F.38.5.3. DDL Permissions

When SECURITY LABEL is executed, setattr and relabelfrom will be checked on the object being relabeled with its old security label, then relabelto with the supplied new security label.

In the case where multiple label providers are installed and the user tries to set a security label, but it is not managed by SELinux, only setattr should be checked here. This is currently not done due to implementation restrictions.

F.38.5.4. Trusted Procedures

Trusted procedures are similar to security definer functions or set-uid commands. SELinux provides a feature to allow trusted code to run using a security label different from that of the client, generally for the purpose of providing highly controlled access to sensitive data (e.g. rows might be omitted, or the precision of stored values might be reduced). Whether or not a function acts as a trusted procedure is controlled by its security label and the operating system security policy. For example:

postgres=# CREATE TABLE customer (
               cid     int primary key,
               cname   text,
               credit  text
           );
CREATE TABLE
postgres=# SECURITY LABEL ON COLUMN customer.credit
               IS 'system_u:object_r:sepgsql_secret_table_t:s0';
SECURITY LABEL
postgres=# CREATE FUNCTION show_credit(int) RETURNS text
             AS 'SELECT regexp_replace(credit, ''-[0-9]+$'', ''-xxxx'', ''g'')
                        FROM customer WHERE cid = $1'
           LANGUAGE sql;
CREATE FUNCTION
postgres=# SECURITY LABEL ON FUNCTION show_credit(int)
               IS 'system_u:object_r:sepgsql_trusted_proc_exec_t:s0';
SECURITY LABEL

The above operations should be performed by an administrative user.

postgres=# SELECT * FROM customer;
ERROR:  SELinux: security policy violation
postgres=# SELECT cid, cname, show_credit(cid) FROM customer;
 cid | cname  |     show_credit
-----+--------+---------------------
   1 | taro   | 1111-2222-3333-xxxx
   2 | hanako | 5555-6666-7777-xxxx
(2 rows)

In this case, a regular user cannot reference customer.credit directly, but a trusted procedure show_credit allows him to print the credit card numbers of customers with some of the digits masked out.

F.38.5.5. Miscellaneous

We reject the LOAD command across the board, because any module loaded could easily circumvent security policy enforcement.

F.38.6. Limitations

Data Definition Language (DDL) Permissions

Due to implementation restrictions, DDL permissions are not checked.

Data Control Language (DCL) Permissions

Due to implementation restrictions, DCL permissions are not checked.

Row-level access control

PostgreSQL does not support row-level access; therefore, sepgsql does not support it either.

Covert channels

sepgsql does not try to hide the existence of a certain object, even if the user is not allowed to reference it. For example, we can infer the existence of an invisible object as a result of primary key conflicts, foreign key violations, and so on, even if we cannot obtain the contents of the object.

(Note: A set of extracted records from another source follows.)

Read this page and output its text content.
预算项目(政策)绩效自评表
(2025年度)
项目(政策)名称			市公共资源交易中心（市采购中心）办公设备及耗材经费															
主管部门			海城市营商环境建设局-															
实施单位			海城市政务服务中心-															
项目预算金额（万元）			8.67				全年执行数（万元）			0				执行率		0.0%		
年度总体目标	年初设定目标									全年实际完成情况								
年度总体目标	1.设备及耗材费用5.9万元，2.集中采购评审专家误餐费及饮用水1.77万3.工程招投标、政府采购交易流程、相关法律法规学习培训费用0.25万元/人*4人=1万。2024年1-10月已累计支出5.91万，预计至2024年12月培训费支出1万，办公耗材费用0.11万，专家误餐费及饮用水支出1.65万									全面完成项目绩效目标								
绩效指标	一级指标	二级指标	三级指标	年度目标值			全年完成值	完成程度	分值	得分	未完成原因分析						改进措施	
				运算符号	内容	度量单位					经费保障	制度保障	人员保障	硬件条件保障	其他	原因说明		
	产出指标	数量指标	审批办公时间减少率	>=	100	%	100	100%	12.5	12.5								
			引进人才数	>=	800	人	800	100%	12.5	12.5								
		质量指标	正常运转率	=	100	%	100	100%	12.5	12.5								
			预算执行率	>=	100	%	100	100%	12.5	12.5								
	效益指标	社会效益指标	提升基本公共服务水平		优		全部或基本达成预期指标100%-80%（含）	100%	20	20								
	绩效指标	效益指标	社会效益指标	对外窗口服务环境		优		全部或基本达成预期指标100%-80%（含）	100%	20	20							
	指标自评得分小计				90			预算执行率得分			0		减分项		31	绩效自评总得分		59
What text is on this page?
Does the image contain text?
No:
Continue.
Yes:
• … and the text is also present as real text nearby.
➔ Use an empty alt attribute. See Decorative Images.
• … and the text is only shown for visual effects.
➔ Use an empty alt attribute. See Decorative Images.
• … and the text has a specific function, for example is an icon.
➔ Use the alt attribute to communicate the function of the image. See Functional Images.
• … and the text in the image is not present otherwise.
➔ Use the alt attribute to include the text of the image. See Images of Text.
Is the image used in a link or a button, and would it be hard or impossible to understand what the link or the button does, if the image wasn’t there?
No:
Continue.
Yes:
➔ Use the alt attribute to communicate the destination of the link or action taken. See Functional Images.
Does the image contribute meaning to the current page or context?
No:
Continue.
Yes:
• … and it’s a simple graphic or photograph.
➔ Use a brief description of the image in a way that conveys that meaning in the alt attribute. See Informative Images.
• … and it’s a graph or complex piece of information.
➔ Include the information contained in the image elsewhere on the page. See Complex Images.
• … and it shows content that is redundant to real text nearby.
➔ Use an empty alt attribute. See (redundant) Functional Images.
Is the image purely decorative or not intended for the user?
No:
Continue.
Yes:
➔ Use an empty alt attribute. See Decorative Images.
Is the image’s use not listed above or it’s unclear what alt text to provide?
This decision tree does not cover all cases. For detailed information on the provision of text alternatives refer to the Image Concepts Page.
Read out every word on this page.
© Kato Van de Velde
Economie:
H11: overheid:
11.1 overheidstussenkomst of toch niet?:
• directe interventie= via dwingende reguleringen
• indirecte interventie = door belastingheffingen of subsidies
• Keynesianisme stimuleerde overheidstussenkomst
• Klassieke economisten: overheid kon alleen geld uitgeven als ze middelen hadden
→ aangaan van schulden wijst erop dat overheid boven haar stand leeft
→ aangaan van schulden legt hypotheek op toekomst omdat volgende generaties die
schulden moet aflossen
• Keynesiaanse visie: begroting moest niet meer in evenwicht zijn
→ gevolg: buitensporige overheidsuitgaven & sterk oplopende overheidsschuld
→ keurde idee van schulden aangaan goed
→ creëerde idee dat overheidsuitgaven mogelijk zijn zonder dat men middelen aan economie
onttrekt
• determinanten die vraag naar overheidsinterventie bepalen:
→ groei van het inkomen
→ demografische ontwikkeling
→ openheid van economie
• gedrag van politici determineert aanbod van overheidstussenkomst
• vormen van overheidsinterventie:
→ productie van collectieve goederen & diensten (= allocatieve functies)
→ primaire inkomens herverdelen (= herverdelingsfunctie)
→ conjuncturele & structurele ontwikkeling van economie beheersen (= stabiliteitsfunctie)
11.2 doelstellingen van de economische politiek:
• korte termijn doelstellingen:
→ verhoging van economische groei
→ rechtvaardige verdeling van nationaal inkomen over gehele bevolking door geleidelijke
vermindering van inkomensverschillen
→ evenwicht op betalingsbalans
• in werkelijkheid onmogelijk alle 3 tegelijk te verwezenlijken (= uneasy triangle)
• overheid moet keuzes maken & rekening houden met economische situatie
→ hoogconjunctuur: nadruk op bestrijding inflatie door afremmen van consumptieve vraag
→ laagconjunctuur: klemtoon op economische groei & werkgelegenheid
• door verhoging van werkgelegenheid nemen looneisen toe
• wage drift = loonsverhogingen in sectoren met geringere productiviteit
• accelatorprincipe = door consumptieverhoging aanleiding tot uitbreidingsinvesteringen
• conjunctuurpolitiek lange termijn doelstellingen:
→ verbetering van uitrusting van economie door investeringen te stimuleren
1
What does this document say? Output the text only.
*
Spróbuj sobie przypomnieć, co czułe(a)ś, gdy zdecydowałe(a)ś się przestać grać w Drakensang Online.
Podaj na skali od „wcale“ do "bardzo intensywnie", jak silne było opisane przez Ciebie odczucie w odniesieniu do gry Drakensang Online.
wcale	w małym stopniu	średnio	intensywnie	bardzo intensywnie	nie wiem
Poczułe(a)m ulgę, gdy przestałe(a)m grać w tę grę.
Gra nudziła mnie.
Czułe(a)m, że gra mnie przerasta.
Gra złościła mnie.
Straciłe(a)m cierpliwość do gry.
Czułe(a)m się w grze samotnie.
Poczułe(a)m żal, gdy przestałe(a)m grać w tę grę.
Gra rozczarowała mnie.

The existence of a top secret table cannot be hidden; we only hope to conceal its contents.

F.38.7. External Resources

SE-PostgreSQL Introduction

This wiki page provides a brief overview, security design, architecture, administration and upcoming features.

Fedora SELinux User Guide

This document provides a wide spectrum of knowledge to administer SELinux on your systems. It focuses primarily on Fedora, but is not limited to Fedora.

Fedora SELinux FAQ

This document answers frequently asked questions about SELinux. It focuses primarily on Fedora, but is not limited to Fedora.